Wood S Lot é o blogue que faz acreditar na capacidade do género. Da autoria do canadiano Mark Woods, é um blogue pessoal com as dimensões de uma revista. Não fala de si, a não ser por raras fotos da natureza do seu Canadá. Recolhe amostras de leituras de reflexão estética e política, e poética, que vão seguindo o seu veio. WSL traz escolhas muito fortes de fotografia e artes plásticas, com ligações para as séries completas dos objectos, em arquivos ou galerias, ou para a História, ou histórias. Um elemento especialmente comovente é o modo como WSL vai lembrando artistas notáveis que viveram mais ou menos na sombra, ou estão na sombra do presente imediato, ou nem por isso, com uma ou outra notícia necrológica muito sóbria, uma data comemorativa, mais um retrato, um objecto que conta uma vida, um curto manifesto. O blogroll de WSL tem uma colecção de blogues capaz de atirar qualquer generalização sobre o fenómeno para o canto de qualquer café.

A urgência de um blogue, vendo bem, não é maior que a urgência do livro. As vidas continuam curtas.

[…]
O que procuro, o que neles descubro
é a visão do mundo a que assistiram
no espaço-tempo de entre ir e vir
e o regresso ao desconhecido.
O que procuro – algumas palavras
que me revelem o prodigioso
mistério aberto entre duas almas,
antes que seja tarde e a noite avance,
a morte vença de uma vez para sempre
e deles não fique senão o vislumbre.

Ruy Cinatti

[pedaço partido do poema «Os Pela Segunda Vez Nascidos», de 56 Poemas, Regra do Jogo, 1981.]

Notas

(a) Volume IV – «Poems, Short Fiction, Criticism» da edição internacional do Centenário de Beckett, da Grove Press, esgotou entretanto. Guarde o link da Book Depository, onde poderá mandar vir livros sem custos de envio para todo o mundo, mais em conta que pela Amazon.

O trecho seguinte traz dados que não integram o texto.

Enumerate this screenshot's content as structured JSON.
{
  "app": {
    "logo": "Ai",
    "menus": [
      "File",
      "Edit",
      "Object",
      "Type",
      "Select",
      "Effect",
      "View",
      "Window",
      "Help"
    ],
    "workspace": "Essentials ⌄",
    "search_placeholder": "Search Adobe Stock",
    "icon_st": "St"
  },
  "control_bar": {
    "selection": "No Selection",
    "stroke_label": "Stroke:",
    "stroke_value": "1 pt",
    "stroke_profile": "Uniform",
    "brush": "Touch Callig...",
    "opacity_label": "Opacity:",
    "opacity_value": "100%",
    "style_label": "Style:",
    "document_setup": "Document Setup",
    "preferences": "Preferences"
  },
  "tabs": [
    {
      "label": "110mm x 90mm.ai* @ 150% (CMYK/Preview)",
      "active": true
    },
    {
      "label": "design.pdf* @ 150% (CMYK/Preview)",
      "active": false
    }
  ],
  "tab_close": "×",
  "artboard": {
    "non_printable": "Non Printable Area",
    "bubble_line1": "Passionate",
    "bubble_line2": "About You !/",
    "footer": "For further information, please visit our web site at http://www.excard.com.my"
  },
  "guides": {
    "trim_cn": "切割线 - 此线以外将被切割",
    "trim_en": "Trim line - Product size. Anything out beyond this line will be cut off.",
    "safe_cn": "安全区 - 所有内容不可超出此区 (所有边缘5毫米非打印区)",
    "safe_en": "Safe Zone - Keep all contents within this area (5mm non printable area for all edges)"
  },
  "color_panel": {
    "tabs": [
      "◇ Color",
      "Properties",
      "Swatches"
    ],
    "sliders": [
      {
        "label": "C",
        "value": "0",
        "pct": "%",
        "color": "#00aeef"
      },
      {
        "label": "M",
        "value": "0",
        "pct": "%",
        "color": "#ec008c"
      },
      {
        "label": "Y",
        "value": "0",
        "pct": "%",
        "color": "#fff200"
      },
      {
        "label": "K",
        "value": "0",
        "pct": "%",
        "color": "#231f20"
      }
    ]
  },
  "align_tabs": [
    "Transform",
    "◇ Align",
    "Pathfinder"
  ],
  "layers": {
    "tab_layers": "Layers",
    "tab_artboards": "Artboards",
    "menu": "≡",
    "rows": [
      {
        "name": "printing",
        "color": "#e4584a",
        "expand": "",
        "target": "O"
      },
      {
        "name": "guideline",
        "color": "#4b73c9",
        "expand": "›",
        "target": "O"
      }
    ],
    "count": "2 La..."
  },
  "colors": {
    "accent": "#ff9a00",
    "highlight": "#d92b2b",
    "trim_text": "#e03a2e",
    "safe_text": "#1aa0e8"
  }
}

(b) Já agora, media [diz-se /média/] é a palavra latina, igual ao plural português meios, e tornou-se o termo abrangente para dizer «meios de comunicação»; o inglês usa directamente termos do latim na linguagem oral e corrente (mais do que nós), mas usa-os com as normas de pronúncia adaptadas à sua fonética; ou seja, a palavra brasileira mídia ou a pronúncia à inglesa, por cá, são sinais exteriores de pobreza.